La commune a mis en place une délégation de service public avec une régie de contrôle. En clair, la Lyonnaise, le délégataire, est soumise à un strict cahier des charges et la municipalité reste aux manettes. Les premiers résultats sont encourageants puisque sur l’année 2 011 la consommation d’eau a baissé de 10 % sur la commune et les Libournais ont vu leur facture baissée de 18 € sur l’année. Néanmoins, les habitants n’en ressentent pas encore franchement les effets. « Je vis à Libourne depuis 2008 mais ma facture mensuelle n’a pas diminué. Et si c’est seulement 1,80 par mois de baisse, je ne les ai pas vus », constate cette libournaise.

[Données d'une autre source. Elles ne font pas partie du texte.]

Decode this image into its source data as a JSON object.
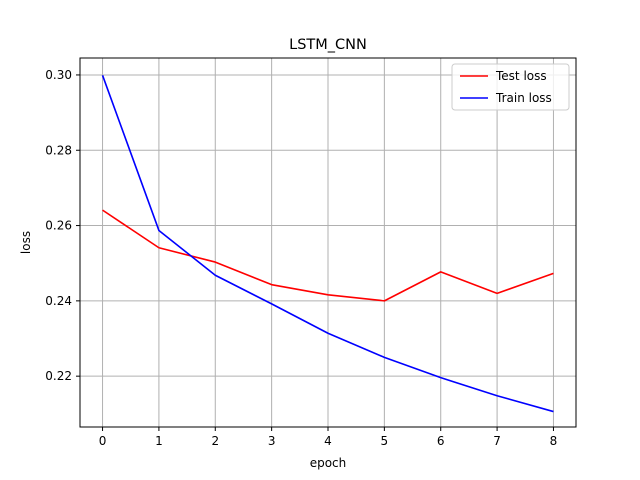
{
  "chart_data": {
    "type": "line",
    "title": "LSTM_CNN",
    "xlabel": "epoch",
    "ylabel": "loss",
    "x": [
      0,
      1,
      2,
      3,
      4,
      5,
      6,
      7,
      8
    ],
    "xlim": [
      -0.4,
      8.4
    ],
    "ylim": [
      0.2065,
      0.3045
    ],
    "xticks": [
      "0",
      "1",
      "2",
      "3",
      "4",
      "5",
      "6",
      "7",
      "8"
    ],
    "yticks": [
      {
        "value": 0.22,
        "label": "0.22"
      },
      {
        "value": 0.24,
        "label": "0.24"
      },
      {
        "value": 0.26,
        "label": "0.26"
      },
      {
        "value": 0.28,
        "label": "0.28"
      },
      {
        "value": 0.3,
        "label": "0.30"
      }
    ],
    "grid": true,
    "legend_position": "top-right",
    "series": [
      {
        "name": "Test loss",
        "color": "#ff0000",
        "values": [
          0.2641,
          0.2541,
          0.2503,
          0.2443,
          0.2416,
          0.24,
          0.2477,
          0.242,
          0.2473
        ]
      },
      {
        "name": "Train loss",
        "color": "#0000ff",
        "values": [
          0.2999,
          0.2587,
          0.2468,
          0.2392,
          0.2314,
          0.225,
          0.2196,
          0.2148,
          0.2106
        ]
      }
    ]
  }
}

«Libourne a défriché un chemin mais il faut que le relais soit pris par l’État pour permettre de proposer des tarifs adaptés au plus près de la composition des foyers», estime Philippe Buisson, le maire de la ville. Pour des raisons administratives, la commune ne tient pas compte de cette composition et raisonne pour le moment par foyer. Un fonds social a été mis en place pour corriger les défauts de consommation relevés. Cette gestion, selon Philippe Buisson, coûte bien moins cher aux Libournais qu’une mauvaise régie. Une preuve pour lui qu’il ne faut pas opposer régie et délégation de service public mais insister sur le contenu du cahier des charges.